Una investigación de la UNLaM analizó el perfil de los productores locales y aportó datos inéditos sobre sus formas de trabajo, uso de la tierra y dinámicas productivas.
Por Florencia Belén Mogno
La agricultura familiar se consolidó como un componente clave dentro del sistema productivo, al ocupar un lugar estratégico en la provisión de alimentos a nivel nacional. Este sector, sostenido en gran medida por el trabajo de las familias, adquirió relevancia tanto por su capacidad productiva como por su presencia extendida en distintos territorios.

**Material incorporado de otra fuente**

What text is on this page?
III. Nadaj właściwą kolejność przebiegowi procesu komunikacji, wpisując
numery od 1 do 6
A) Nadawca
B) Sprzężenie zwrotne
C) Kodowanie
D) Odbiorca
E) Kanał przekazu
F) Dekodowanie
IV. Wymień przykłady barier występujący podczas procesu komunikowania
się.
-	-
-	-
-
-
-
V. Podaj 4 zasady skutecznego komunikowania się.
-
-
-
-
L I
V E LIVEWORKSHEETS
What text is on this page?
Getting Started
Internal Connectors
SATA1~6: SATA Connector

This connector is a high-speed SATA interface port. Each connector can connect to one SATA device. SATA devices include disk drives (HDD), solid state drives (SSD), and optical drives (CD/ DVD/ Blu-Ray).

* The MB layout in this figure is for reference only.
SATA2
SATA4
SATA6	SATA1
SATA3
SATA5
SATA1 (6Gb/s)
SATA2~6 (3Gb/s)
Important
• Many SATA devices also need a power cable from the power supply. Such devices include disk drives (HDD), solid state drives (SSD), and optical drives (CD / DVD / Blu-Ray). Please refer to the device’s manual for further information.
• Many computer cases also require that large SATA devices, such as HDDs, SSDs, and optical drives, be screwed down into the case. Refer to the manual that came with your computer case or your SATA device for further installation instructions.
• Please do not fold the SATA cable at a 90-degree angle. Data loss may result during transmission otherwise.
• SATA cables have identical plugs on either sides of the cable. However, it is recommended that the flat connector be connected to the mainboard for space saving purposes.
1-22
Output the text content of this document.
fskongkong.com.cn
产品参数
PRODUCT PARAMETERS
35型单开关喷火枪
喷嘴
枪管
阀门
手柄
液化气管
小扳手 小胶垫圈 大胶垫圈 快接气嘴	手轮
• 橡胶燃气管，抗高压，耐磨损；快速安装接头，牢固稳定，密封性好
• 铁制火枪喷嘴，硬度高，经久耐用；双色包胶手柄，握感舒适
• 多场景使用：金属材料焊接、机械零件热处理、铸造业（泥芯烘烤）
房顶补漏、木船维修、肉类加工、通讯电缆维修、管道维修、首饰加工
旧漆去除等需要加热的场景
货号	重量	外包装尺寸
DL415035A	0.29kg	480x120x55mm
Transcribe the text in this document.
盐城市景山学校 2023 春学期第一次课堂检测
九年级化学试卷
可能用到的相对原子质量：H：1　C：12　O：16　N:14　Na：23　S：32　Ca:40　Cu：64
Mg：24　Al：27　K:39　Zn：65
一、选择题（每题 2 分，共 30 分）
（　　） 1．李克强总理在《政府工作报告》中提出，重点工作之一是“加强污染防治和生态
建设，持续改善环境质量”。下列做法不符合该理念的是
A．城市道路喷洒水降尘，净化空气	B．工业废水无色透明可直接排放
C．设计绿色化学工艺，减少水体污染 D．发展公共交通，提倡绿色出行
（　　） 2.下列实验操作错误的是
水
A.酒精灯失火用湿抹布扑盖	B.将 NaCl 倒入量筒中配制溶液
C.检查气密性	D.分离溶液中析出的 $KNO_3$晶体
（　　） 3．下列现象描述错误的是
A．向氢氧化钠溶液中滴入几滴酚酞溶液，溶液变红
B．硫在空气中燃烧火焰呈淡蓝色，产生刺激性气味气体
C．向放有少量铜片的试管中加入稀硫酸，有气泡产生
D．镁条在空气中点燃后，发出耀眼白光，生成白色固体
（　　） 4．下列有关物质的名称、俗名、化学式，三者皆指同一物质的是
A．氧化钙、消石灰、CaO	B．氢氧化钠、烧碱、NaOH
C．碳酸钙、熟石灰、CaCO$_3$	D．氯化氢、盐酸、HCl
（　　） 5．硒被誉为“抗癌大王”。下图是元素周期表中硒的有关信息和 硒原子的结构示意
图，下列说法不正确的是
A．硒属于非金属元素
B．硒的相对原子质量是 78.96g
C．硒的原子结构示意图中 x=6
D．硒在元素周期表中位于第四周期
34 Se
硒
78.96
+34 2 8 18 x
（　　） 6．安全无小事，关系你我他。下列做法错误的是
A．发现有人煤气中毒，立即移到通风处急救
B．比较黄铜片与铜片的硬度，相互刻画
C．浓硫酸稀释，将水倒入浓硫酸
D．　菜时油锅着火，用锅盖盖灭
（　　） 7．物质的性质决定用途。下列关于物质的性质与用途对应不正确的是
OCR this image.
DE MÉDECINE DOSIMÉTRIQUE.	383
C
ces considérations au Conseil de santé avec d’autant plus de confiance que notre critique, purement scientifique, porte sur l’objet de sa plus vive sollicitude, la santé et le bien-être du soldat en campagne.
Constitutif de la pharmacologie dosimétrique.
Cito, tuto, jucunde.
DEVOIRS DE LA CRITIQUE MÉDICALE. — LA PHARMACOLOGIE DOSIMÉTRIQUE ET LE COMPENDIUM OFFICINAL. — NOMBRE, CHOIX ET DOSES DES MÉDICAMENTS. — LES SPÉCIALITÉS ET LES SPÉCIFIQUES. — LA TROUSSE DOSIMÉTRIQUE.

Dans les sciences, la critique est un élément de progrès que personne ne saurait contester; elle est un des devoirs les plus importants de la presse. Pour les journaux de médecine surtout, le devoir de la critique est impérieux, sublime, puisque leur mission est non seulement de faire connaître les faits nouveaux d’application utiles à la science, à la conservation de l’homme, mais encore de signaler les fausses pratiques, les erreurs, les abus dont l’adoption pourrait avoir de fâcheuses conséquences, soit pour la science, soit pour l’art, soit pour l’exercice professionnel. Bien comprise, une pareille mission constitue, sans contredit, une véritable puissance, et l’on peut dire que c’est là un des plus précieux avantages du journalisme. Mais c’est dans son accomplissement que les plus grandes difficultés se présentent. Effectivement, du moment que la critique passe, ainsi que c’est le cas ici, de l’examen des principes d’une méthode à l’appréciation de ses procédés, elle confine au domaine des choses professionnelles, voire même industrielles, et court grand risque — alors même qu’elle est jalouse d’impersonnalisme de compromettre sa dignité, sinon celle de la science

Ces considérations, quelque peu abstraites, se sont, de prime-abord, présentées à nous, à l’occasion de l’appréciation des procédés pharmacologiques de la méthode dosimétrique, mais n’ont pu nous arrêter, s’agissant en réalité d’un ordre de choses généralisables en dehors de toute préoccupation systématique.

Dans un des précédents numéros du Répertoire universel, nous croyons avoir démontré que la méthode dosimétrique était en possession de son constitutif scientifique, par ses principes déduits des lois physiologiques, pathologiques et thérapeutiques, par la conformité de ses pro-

En ese marco, su desarrollo estuvo atravesado por múltiples condicionantes, entre ellos la informalidad y las dificultades para adaptarse a normativas vigentes. A pesar de ello, su peso dentro del entramado agropecuario resultó significativo, ya que reunió a una gran parte de los productores del país.
Desde esta perspectiva, el análisis de las características específicas de esta práctica se volvió necesario para comprender su funcionamiento, sus desafíos y su potencial dentro de la economía regional.
En ese sentido y de acuerdo con el material al que accedió Diario NCO, una investigación impulsada desde la Universidad Nacional de La Matanza se propuso analizar en profundidad a los agricultores familiares del distrito, a partir de un abordaje que combinó herramientas cualitativas y cuantitativas.
Un relevamiento inédito en el territorio
En sintonía con lo planteado anteriormente, cabe mencionar y destacar que el estudio se desarrolló y se extendió durante varios años, lo que permitió consolidar una base de datos amplia sobre el sector.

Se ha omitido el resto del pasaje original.